Chatounovsky said the Millionaire Fair was offering a chance to shop for helicopters, private planes, race horses, Mediterranean villas and custom-built yachts to new oligarchs such as Roman Abramovich. He's the Russian oil and gas billionaire who bankrolled the most expensive sale ever for a living artist, when he paid $120 million for four paintings by Lucian Freud at a Sotheby's auction last month in New York.
The overindulged children of such families, she said, are referred to in Moscow as "bratskis."
From Bolsheviks to bratskis! History, alas, does repeat itself. Such were my thoughts as I waited in line the next morning in Red Square, inching forward toward a squat, granite bunker otherwise known as Lenin's tomb.
Red Square, of course, is at Moscow's center, both literally and metaphorically. Its colorful name, I learned, is not shorthand for communism; rather, in Russian, Krasnaya ploshchad (red square) derives from krasniy, which means "beautiful." And the square is exactly that - beautiful - and because of a slight sloping away from its center in all directions, when standing in it, you feel like you are cresting the world's curve.
If like me, you've wanted to see Lenin's corpse for decades, rest assured his tomb lives up to expectations - it's both spooky and exquisitely high camp.
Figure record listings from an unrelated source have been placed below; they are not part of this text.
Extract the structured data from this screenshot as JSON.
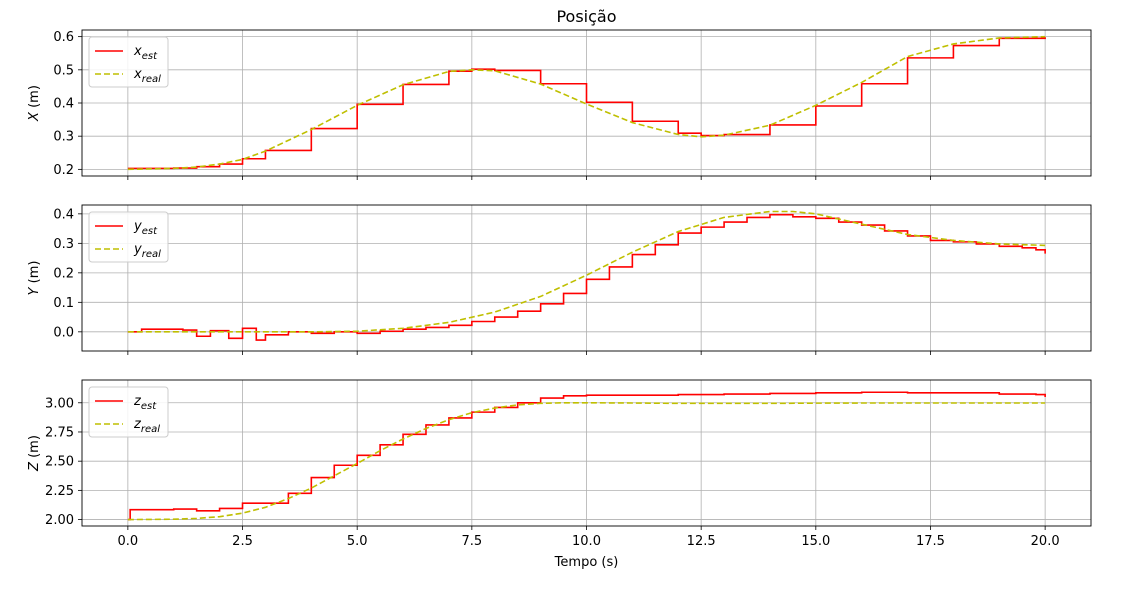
{
  "chart_data": {
    "type": "line",
    "title": "Posição",
    "xlabel": "Tempo (s)",
    "xlim": [
      -1.0,
      21.0
    ],
    "x_ticks": [
      0.0,
      2.5,
      5.0,
      7.5,
      10.0,
      12.5,
      15.0,
      17.5,
      20.0
    ],
    "x_tick_labels": [
      "0.0",
      "2.5",
      "5.0",
      "7.5",
      "10.0",
      "12.5",
      "15.0",
      "17.5",
      "20.0"
    ],
    "grid": true,
    "legend_position": "upper-left",
    "colors": {
      "est": "#ff0000",
      "real": "#bfbf00"
    },
    "subplots": [
      {
        "ylabel": "X (m)",
        "ylabel_main": "X",
        "ylabel_unit": "(m)",
        "ylim": [
          0.18,
          0.62
        ],
        "y_ticks": [
          0.2,
          0.3,
          0.4,
          0.5,
          0.6
        ],
        "y_tick_labels": [
          "0.2",
          "0.3",
          "0.4",
          "0.5",
          "0.6"
        ],
        "series": [
          {
            "name": "x_est",
            "base": "x",
            "sub": "est",
            "style": "solid",
            "color": "#ff0000",
            "x": [
              0,
              1,
              1.5,
              2,
              2.5,
              3,
              4,
              5,
              6,
              7,
              7.5,
              8,
              9,
              10,
              11,
              12,
              12.5,
              13,
              14,
              15,
              16,
              17,
              18,
              19,
              20
            ],
            "y": [
              0.203,
              0.204,
              0.208,
              0.216,
              0.232,
              0.257,
              0.323,
              0.396,
              0.456,
              0.496,
              0.502,
              0.498,
              0.458,
              0.402,
              0.345,
              0.309,
              0.302,
              0.305,
              0.334,
              0.391,
              0.458,
              0.536,
              0.573,
              0.595,
              0.598
            ]
          },
          {
            "name": "x_real",
            "base": "x",
            "sub": "real",
            "style": "dashed",
            "color": "#bfbf00",
            "x": [
              0,
              1,
              1.5,
              2,
              2.5,
              3,
              4,
              5,
              6,
              7,
              7.5,
              8,
              9,
              10,
              11,
              12,
              12.5,
              13,
              14,
              15,
              16,
              17,
              18,
              19,
              20
            ],
            "y": [
              0.2,
              0.203,
              0.207,
              0.216,
              0.23,
              0.255,
              0.32,
              0.393,
              0.455,
              0.495,
              0.5,
              0.497,
              0.457,
              0.397,
              0.341,
              0.305,
              0.298,
              0.303,
              0.333,
              0.393,
              0.462,
              0.54,
              0.578,
              0.596,
              0.6
            ]
          }
        ]
      },
      {
        "ylabel": "Y (m)",
        "ylabel_main": "Y",
        "ylabel_unit": "(m)",
        "ylim": [
          -0.065,
          0.43
        ],
        "y_ticks": [
          0.0,
          0.1,
          0.2,
          0.3,
          0.4
        ],
        "y_tick_labels": [
          "0.0",
          "0.1",
          "0.2",
          "0.3",
          "0.4"
        ],
        "series": [
          {
            "name": "y_est",
            "base": "y",
            "sub": "est",
            "style": "solid",
            "color": "#ff0000",
            "x": [
              0,
              0.3,
              1.2,
              1.5,
              1.8,
              2.2,
              2.5,
              2.8,
              3.0,
              3.5,
              4.0,
              4.5,
              5.0,
              5.5,
              6.0,
              6.5,
              7.0,
              7.5,
              8.0,
              8.5,
              9.0,
              9.5,
              10.0,
              10.5,
              11.0,
              11.5,
              12.0,
              12.5,
              13.0,
              13.5,
              14.0,
              14.5,
              15.0,
              15.5,
              16.0,
              16.5,
              17.0,
              17.5,
              18.0,
              18.5,
              19.0,
              19.5,
              19.8,
              20.0
            ],
            "y": [
              0.0,
              0.009,
              0.006,
              -0.015,
              0.004,
              -0.022,
              0.012,
              -0.028,
              -0.01,
              0.0,
              -0.005,
              0.0,
              -0.005,
              0.002,
              0.009,
              0.015,
              0.022,
              0.035,
              0.05,
              0.07,
              0.095,
              0.13,
              0.178,
              0.22,
              0.262,
              0.295,
              0.335,
              0.355,
              0.372,
              0.388,
              0.397,
              0.39,
              0.385,
              0.372,
              0.362,
              0.342,
              0.325,
              0.31,
              0.305,
              0.298,
              0.29,
              0.285,
              0.278,
              0.265
            ]
          },
          {
            "name": "y_real",
            "base": "y",
            "sub": "real",
            "style": "dashed",
            "color": "#bfbf00",
            "x": [
              0,
              1,
              2,
              3,
              4,
              5,
              6,
              7,
              8,
              9,
              10,
              11,
              12,
              13,
              14,
              14.5,
              15,
              16,
              17,
              18,
              19,
              20
            ],
            "y": [
              0.0,
              0.0,
              0.0,
              0.0,
              0.0,
              0.002,
              0.012,
              0.032,
              0.067,
              0.12,
              0.192,
              0.27,
              0.34,
              0.388,
              0.408,
              0.408,
              0.4,
              0.365,
              0.33,
              0.31,
              0.298,
              0.293
            ]
          }
        ]
      },
      {
        "ylabel": "Z (m)",
        "ylabel_main": "Z",
        "ylabel_unit": "(m)",
        "ylim": [
          1.945,
          3.195
        ],
        "y_ticks": [
          2.0,
          2.25,
          2.5,
          2.75,
          3.0
        ],
        "y_tick_labels": [
          "2.00",
          "2.25",
          "2.50",
          "2.75",
          "3.00"
        ],
        "series": [
          {
            "name": "z_est",
            "base": "z",
            "sub": "est",
            "style": "solid",
            "color": "#ff0000",
            "x": [
              0,
              0.05,
              1.0,
              1.5,
              2.0,
              2.5,
              3.0,
              3.5,
              4.0,
              4.5,
              5.0,
              5.5,
              6.0,
              6.5,
              7.0,
              7.5,
              8.0,
              8.5,
              9.0,
              9.5,
              10.0,
              10.5,
              11.0,
              12.0,
              13.0,
              14.0,
              15.0,
              16.0,
              17.0,
              18.0,
              19.0,
              19.8,
              20.0
            ],
            "y": [
              2.0,
              2.085,
              2.09,
              2.075,
              2.095,
              2.14,
              2.14,
              2.225,
              2.36,
              2.465,
              2.55,
              2.64,
              2.73,
              2.81,
              2.87,
              2.92,
              2.96,
              3.0,
              3.04,
              3.06,
              3.065,
              3.065,
              3.065,
              3.07,
              3.075,
              3.08,
              3.085,
              3.09,
              3.085,
              3.085,
              3.075,
              3.07,
              3.05
            ]
          },
          {
            "name": "z_real",
            "base": "z",
            "sub": "real",
            "style": "dashed",
            "color": "#bfbf00",
            "x": [
              0,
              1,
              1.5,
              2,
              2.5,
              3,
              3.5,
              4,
              4.5,
              5,
              5.5,
              6,
              6.5,
              7,
              7.5,
              8,
              8.5,
              9,
              9.5,
              10,
              11,
              12,
              13,
              14,
              15,
              16,
              17,
              18,
              19,
              20
            ],
            "y": [
              2.0,
              2.003,
              2.01,
              2.025,
              2.055,
              2.105,
              2.18,
              2.27,
              2.375,
              2.48,
              2.59,
              2.69,
              2.78,
              2.855,
              2.915,
              2.955,
              2.982,
              2.995,
              3.0,
              3.0,
              2.998,
              2.995,
              2.995,
              2.995,
              2.997,
              2.998,
              2.998,
              2.998,
              2.998,
              2.998
            ]
          }
        ]
      }
    ]
  }
}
You descend a ziggurat of dark marble stairs with a scowling guard at every landing, only to come to the crypt, where Lenin's embalmed body lies inside a glass coffin, bathed in such profusion of flattering pink light that he looks prettier than Doris Day did in her softly focused last movies.
Afterward, I wandered through the Kremlin, which is not just a governmental edifice as I'd imagined, but a city within a city that contains cathedrals, monasteries, museums, palaces, bells and cannons. If you are in a hurry, head straight to the Armory Palace, which was fully restored in 2006 to celebrate its 200th anniversary.
Here, there are rooms full of ceremonial costumes, crowns, thrones and carriages used by Russia's rulers from Medieval times to the present. There are also remarkable examples of the Russian Orthodox Church's wealth and power, including holy icons so encrusted with gold, pearls and precious stones that some weigh upward of 50 pounds. Gazing at these, as well as the Faberge eggs so beloved of Czar Nicholas II, puts the excesses of the Millionaire's Fair in historical context.